[Spambayes] Moving closer to Gary's ideal
Greg Ward
gward@python.net
Mon, 23 Sep 2002 10:15:19 -0400
On 23 September 2002, Guido van Rossum said:
> > One possibility is to use the spam half of the corpus I gathered last
> > week.
>
> How many msgs by now?
Here are the all-but-final stats:
dsn 1658 messages 8654 kB
spam 1887 messages 16640 kB
ham 3840 messages 11342 kB
virus 988 messages 120754 kB
(dsn = "delivery status notification", aka bounces and delay notifications)
This is from harvesting for one week (2002-09-11 to 2002-09-18), with
some manual sorting and cleaning. Also, I deleted 90% of the DSNs at
random, because they were by far the largest source of email -- so the
1658 there is just 10% of what was actually received. No doubt test
runs will reveal more FPs and FNs, but I've done all the manual
cleaning/sorting I can stand to do for now. (Hence "all-but-final"
stats.)
Those of you with logins on mail.python.org can find the corpus in
/usr/local/var/harvest; there are four Maildir folders there. (Hint:
look in spam/cur for the spam.

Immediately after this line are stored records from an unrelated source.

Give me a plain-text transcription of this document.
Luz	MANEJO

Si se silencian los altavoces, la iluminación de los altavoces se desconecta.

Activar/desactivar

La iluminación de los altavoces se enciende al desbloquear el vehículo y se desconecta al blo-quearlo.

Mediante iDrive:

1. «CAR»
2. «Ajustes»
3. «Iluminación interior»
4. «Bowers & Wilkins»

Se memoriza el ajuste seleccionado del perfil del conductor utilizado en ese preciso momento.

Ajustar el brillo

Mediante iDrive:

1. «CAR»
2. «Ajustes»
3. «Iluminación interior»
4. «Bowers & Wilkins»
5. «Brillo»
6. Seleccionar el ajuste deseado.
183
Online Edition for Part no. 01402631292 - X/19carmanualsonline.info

Or just run "mutt -f spam" -- mutt groks
Maildir fine.)
The original, untouched, uncleaned harvest is in
/usr/local/var/harvest-20020911-20020918.tar.gz -- that's just under 300
MB of email.
I'd like to put some tarballs on the mail.python.org web server, but
password-protected -- I want to know who has access to this corpus.
This is not so important if I only put the spam and viruses on the web,
but the ham folder contains some semi-private stuff (eg. a bit of
postmaster traffic, posts to yours and Barry's "extracurricular
activity" lists [dc-ci, dc-bass, etc.]). And the dsn folder reveals all
sorts of stuff about who's subscribed to python.org lists. There also
seems to be some personal email in the ham -- not sure how that snuck
in, since I was careful to detect and *not* save it. Haven't
investigated yet. Anyways, at least take a look at the ham and spam
folders and lemme know what you think. If you spot FPs or FNs let me
know. Ditto if you want to delete anything.
Greg
--
Greg Ward <gward@python.net> http://www.gerg.ca/
All the world's a stage and most of us are desperately unrehearsed.